The FTC’s subsequent commentary on the Lenovo settlement, together with past guidance provided by the FTC, offers several takeaways:
- Be transparent. Transparency is always the best policy when considering the privacy of consumers’ personal information. Lenovo failed to adequately disclose to consumers (let alone get their consent) that a third-party would be able to intercept all of their online communications, or that man-in-the-middle software would transmit browsing data to a third party. The FTC has made clear that businesses must clearly explain to consumers how their data will be used and provide an easy way for consumers to opt out of data use or collection practices involving their personal information.
- Disclosures must be conspicuous and complete. On the Lenovo laptops, a consumer did see a one-time popup window the first time the consumer visited a shopping website. The popup window included the following message: “Explore shopping with VisualDiscovery: Your browser is enabled with VisualDiscovery which lets you discover visually similar products and best prices while you shop.” Although the pop-up window did include a small opt-out link, it was not conspicuous and thus easy for consumers to miss. If a consumer clicked anywhere on the screen, or on the “x” button to close the pop-up, the consumer was automatically opted in to the software.
- Undertake adequate due diligence and include security requirements in Agreements. Companies are ultimately responsible for their third-party vendors and are expected to ensure that service providers implement reasonable measures to address security risks. As the FTC noted in its Stick with Security guide published in 2017, companies should take a “trust, but verify” approach to their service providers and undertake adequate due diligence to confirm that their service providers have sufficient security controls in place to maintain the security of sensitive data. Companies should also include appropriate security requirements in their agreements with service providers. The FTC may view a company’s failure to hold service providers to specific security requirements as a missed opportunity to take reasonable steps to safeguard customers’ data.

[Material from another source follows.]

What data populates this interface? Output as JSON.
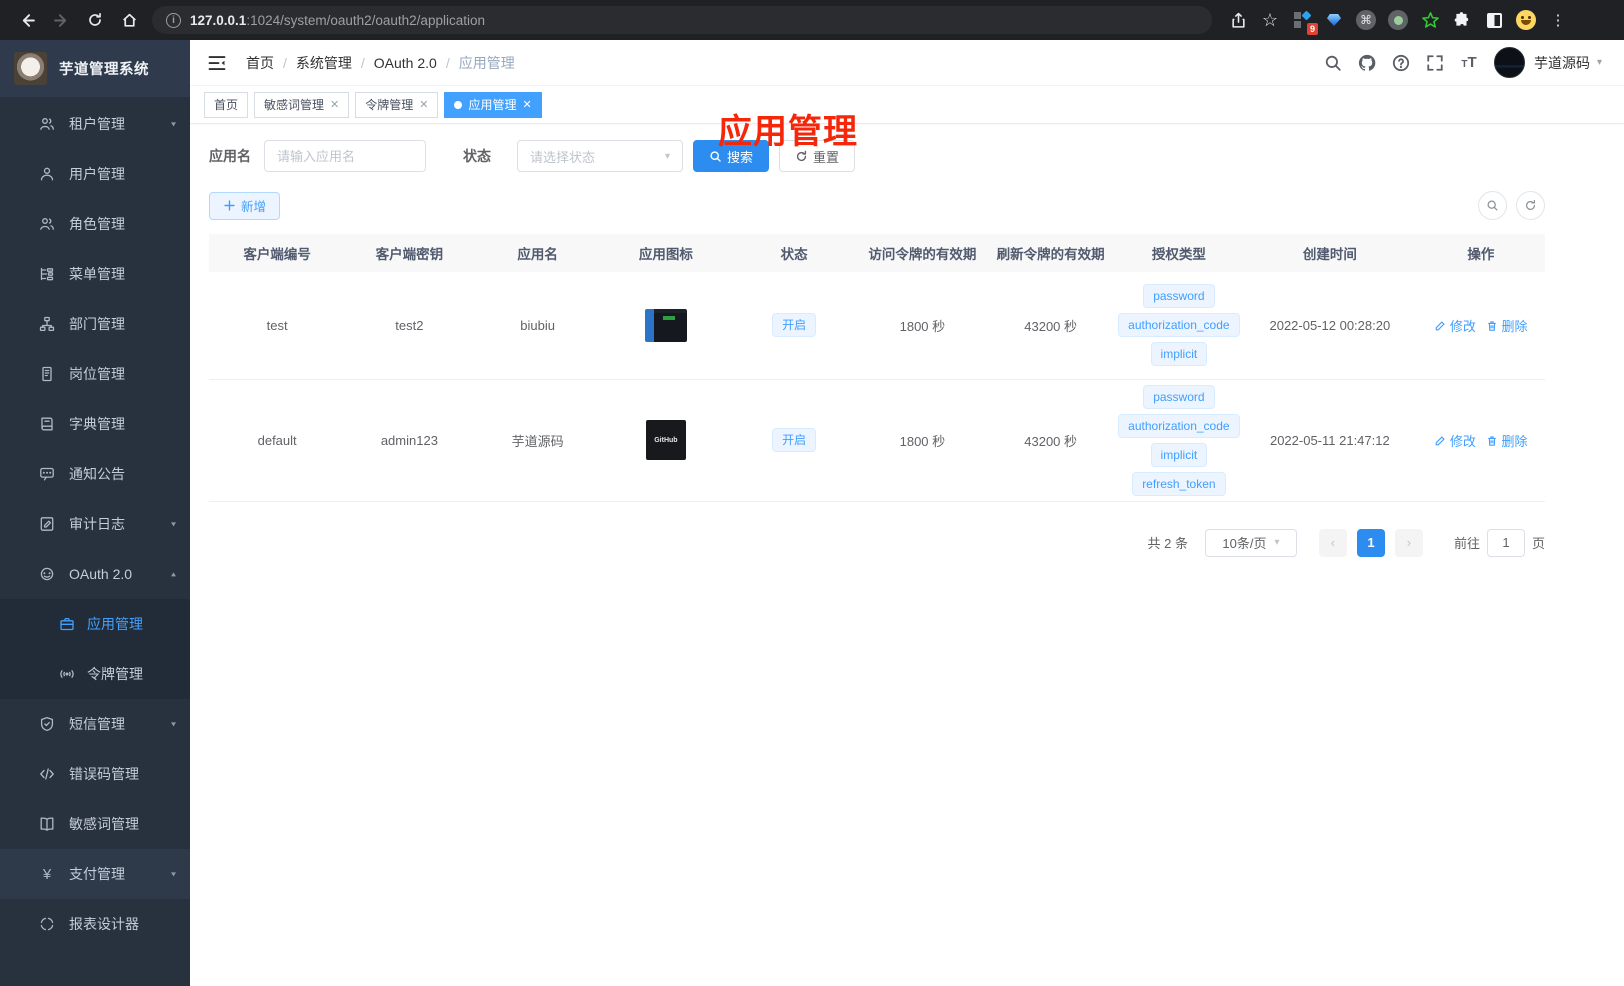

- Verify compliance. Although due diligence and contractual requirements with service providers are important components of a company’s data security policy, a company should also verify that its service providers are complying with contractual requirements.
As part of the settlement, Lenovo is prohibited from pre-installing similar software unless Lenovo (i) obtains a consumer’s affirmative, express consent, (ii) provides instructions as to how a consumer can revoke consent, and (iii) provides an option for consumers to opt-out, disable or remove the software or its offending features. In addition, for the next twenty years, Lenovo must maintain a comprehensive software security program that is reasonably designed to address software security risks related to the development and management of new and existing application software, and protect the security, confidentiality, and integrity of sensitive information. Acting Chairman Ohlhausen noted that the Lenovo settlement sends a message that “everyone in the chain really needs to pay attention.”